Crowded Mind
Member
I did a bit of testing around this, by looking at trends for search phrases that should not have much daily / monthly variation (e.g. "what day is it?"). In those graphs, you do not see some massive drop in search % over the last month or so.
So the Tesla drop is not due to a massive increase in overall search volume. It is due to simply less people searching for Tesla Model S/X/3.
To reiterate, Model 3/S/X search demand in the U.S. and worldwide has dropped 50% in over the last 3 months. I don't see how this cannot affect Q2 demand / ASP significantly unless search volume starts coming back up, and soon.
This does not affect any of my long-term bullishness on the stock, but combined with the COVID fears looming, I have sold half my stock (all that in my IRAs) betting that I will be able to end up acquiring more shares at a cheaper price sometime in the next few weeks.
However I probably don't want to be out before the Buffalo / Battery day events.
But Q2 guidance might not be friendly.
I disagreed with the original post by @StealthP3D, but forgot to then explain why.

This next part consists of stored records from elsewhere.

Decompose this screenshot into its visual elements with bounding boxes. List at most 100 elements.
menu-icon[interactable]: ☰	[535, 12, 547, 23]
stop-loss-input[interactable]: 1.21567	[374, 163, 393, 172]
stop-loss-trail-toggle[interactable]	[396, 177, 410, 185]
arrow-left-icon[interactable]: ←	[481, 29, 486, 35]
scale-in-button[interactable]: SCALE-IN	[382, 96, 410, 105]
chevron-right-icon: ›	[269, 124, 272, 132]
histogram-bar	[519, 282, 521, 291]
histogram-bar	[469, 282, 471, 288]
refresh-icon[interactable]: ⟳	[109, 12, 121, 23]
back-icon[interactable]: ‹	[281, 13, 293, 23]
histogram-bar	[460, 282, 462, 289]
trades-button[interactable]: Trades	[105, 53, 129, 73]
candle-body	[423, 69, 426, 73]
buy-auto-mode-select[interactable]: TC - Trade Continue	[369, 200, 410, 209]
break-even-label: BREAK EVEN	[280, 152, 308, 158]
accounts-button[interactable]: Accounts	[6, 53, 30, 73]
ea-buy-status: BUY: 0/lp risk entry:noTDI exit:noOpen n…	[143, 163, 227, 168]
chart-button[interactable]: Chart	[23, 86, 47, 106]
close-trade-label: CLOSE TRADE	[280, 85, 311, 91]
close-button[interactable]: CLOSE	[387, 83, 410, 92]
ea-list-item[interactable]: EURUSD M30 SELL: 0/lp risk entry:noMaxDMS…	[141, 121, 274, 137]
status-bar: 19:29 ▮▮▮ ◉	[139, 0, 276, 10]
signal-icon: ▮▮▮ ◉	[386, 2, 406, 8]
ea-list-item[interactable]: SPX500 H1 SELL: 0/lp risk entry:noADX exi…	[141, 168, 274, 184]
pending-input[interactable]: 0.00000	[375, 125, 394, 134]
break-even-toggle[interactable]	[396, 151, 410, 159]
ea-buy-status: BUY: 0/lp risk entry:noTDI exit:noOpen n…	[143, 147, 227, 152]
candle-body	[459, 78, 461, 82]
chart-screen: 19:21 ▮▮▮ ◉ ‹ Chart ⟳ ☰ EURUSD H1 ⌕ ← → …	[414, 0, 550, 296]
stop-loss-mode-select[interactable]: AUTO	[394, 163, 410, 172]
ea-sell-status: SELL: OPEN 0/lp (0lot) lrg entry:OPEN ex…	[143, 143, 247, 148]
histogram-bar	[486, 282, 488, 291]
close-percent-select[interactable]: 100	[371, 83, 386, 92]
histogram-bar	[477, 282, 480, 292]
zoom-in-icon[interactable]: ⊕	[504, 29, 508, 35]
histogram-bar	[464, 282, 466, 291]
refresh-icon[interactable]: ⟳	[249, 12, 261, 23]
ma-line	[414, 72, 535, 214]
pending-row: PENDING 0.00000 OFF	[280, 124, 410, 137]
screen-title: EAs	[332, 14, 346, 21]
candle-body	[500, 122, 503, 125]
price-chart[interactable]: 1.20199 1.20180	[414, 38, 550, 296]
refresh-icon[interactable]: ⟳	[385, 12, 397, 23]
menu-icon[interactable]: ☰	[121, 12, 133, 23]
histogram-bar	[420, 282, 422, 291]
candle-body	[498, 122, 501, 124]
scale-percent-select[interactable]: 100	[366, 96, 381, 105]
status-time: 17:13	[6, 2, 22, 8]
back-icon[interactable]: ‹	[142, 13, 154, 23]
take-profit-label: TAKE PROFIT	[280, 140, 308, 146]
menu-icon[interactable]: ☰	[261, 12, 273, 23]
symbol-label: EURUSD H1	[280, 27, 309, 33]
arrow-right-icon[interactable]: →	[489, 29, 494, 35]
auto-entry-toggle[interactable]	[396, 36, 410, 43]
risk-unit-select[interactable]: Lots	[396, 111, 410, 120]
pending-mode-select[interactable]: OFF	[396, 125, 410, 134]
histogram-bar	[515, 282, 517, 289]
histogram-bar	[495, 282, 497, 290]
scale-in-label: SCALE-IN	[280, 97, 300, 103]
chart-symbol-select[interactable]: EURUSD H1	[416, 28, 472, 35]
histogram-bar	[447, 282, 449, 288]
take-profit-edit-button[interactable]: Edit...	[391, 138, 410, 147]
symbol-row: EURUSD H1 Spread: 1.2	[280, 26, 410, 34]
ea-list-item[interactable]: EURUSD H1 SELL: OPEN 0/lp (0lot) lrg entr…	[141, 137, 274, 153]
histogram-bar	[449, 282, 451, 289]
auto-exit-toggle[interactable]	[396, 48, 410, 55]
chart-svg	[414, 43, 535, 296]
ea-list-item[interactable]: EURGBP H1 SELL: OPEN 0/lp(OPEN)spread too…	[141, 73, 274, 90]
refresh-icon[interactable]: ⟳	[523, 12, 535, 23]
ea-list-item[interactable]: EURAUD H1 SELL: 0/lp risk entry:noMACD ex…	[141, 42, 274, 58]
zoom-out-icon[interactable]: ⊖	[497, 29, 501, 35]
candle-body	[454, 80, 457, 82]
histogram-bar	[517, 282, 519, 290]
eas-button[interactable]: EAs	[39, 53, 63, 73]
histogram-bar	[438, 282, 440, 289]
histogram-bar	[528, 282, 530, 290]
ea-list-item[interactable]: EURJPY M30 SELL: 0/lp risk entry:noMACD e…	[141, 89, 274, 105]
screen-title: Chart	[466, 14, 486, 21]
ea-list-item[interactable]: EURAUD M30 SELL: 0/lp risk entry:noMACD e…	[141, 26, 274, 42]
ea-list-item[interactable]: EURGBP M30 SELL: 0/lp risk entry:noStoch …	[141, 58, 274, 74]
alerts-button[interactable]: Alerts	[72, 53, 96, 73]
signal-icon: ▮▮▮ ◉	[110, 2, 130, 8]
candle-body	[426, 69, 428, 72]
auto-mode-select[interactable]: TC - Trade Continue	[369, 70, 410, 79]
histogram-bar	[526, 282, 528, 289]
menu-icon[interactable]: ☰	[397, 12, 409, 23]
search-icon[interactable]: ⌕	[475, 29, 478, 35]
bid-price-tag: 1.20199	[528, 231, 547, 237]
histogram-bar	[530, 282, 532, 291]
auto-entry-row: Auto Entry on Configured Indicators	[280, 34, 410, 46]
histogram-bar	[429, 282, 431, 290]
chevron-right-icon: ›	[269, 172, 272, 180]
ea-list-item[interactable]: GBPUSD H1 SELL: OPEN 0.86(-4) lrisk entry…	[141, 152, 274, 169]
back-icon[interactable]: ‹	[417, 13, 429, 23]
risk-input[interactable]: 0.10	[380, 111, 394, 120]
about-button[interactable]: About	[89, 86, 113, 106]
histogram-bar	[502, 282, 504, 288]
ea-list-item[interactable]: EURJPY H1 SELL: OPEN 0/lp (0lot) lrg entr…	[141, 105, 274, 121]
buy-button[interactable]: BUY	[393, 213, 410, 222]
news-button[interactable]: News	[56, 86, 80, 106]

Google Trends indexes the search data only for the terms that are entered for comparison. So if you are looking at the search interest for Model 3 over time, it is displaying the periodic variance, not the variance relative to Google’s overall search interest. This still applies when adding other search terms. It’s only comparing the terms you are selecting. Overall Google search traffic is completely irrelevant for Google Trends other than the impact overall volume happens to have on the individual search term you are viewing.
The post I am quoting here has the correct idea.